“The banking sector, especially when focusing on aspects that involve core banking functions, has largely been behind in the adoption of modern computing and data technologies.”
In a January 2016 research study by the Filene Research Institute (The State of Data Technology in Credit Unions: The Sink‑or‑Swim Crossroad Ahead), Professor Jignesh M. Patel argues that credit unions are falling behind when it comes to using data to make strategic decisions.
The study was based on an online survey that was followed up by in-depth interviews with a sub-set of survey respondents. While the study as a whole was full of valuable insights, the results of the interviews were particularly meaningful for credit unions that want to do a better job of harnessing their data.
One finding that stands out is entitled, “Data Analysis is Largely Manual”. This section of the report makes some very important observations.
Rotten to the (Old) Core
Legacy core processors are restricting innovation at many credit unions. The anticipated pain of core conversion often causes organizations to stick with obsolete technology for much too long. A big part of this is the perception that preserving historical data from the existing core for ongoing analysis can only be accomplished at great cost. The alternative is to relegate the old data to difficult-to-use archives that even the most skilled technicians will struggle to analyze and integrate with new core data reporting.
Best of Breed Silos
Few credit unions rely entirely on their core processor to support all operational functions. Best of breed products are often acquired to fit the particular needs of the organization. Yet, achieving a 360 degree view of members is a challenge in these circumstances. Credit unions devote an extraordinary amount of time to manually integrating data across these silos, frequently using error-prone tools like Excel.
Send Out the Data
One way credit unions try to solve internal data deficiencies is to ship their data to outside vendors for analysis and augmentation. This can be a smart move for organizations with limited internal resources. However, a weak data infrastructure makes data preparation costly since these vendors usually require uniform files composed of data that may reside in multiple silos in various formats. After all this work to integrate and format siloed data, the resulting information is point-in-time and therefore less relevant with each passing day until the next expensive batch of files is sent off to the vendor.
Consider the Lowly Transaction
The study found “surprisingly minimal use of transactional data for analytics”. Having data available at the transaction level is the gold standard because it allows the greatest possible analytical flexibility. Yet, managing data at the transactional level is a very difficult task without the right tools. Excel or other less sophisticated products are simply unable to handle the typically large volume of transactional data a credit union generates each day. As a result, analysts are forced to rely on summarized data to cut down on the size of their files. A very valuable level of precision is lost because of this.

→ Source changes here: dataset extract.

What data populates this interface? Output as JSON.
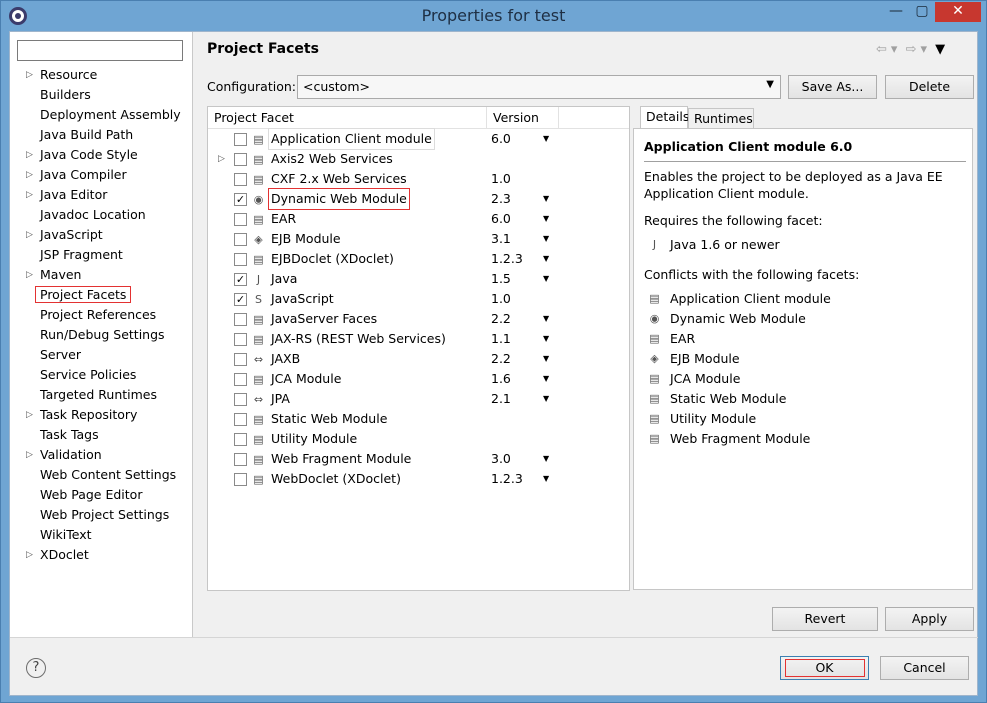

Also, available analytical options are severely limited.
Upping the Game
Once a credit union understands the not-so-hidden costs of a weak data management infrastructure, steps must be taken to build a foundation for levering the analytical opportunities locked up in its own systems.
- Capture core data in a more analytics-friendly format – Core data can be extracted and stored in a database that is tuned for reporting. This is a three stage arrangement in which all data potentially relevant for reporting and analysis is first captured at the transaction level. This first stage can also contain as much reliable archival core data as the credit union decides to include.
- Break down the silos with “industrial-strength” data integration – The second stage of the three stage arrangement is the heart of the standard data model. This model is populated from the first stage data and “agnostic” to the original source of the data. In this way, subject matter areas like lending and membership are stored in an industry standard format that can use data from multiple silos. This makes analytics such as a 360 member view possible because all data of what products a member owns (or doesn’t own) is available in a single repository.
- Make the data “business-friendly” - While the standard data model rationalizes data across subject matter areas, it is often too complex for the average business user to use it to build reports or perform analyses. Relying on skilled technicians for all reporting needs can be an expensive and inefficient proposition. As a result, a third stage called a “semantic layer” presents frequently used data using common business terminology using familiar summarization levels and time-series.
There are multiple benefits of adopting the three-stage arrangement. Overall, a credit union’s analytical options increase.
- The cost of preparing data is greatly reduced for outsourcing solutions and for using innovative in-house applications. The standard data model with uniformly formatted data integrated from multiple sources makes possible the use of many new analytical tools.
- The availability of data at the transactional level that is updated daily provides a quantum leap in analytical opportunities. Analysts are free to explore cause and effect relationships down to the smallest detail. At the same time, the ability to summarize data in many different ways becomes possible.
- The semantic layer allows self-service options for business users to be an important component of the analytics ecosystem.
- Core conversion risk is greatly reduced. Once established, the first stage becomes the “insurance policy” for avoiding high core conversion costs of using data from the legacy system.
Overall, credit unions need to up their data management game in order to better serve their members and compete successfully in the increasingly innovative and fast-paced financial services world.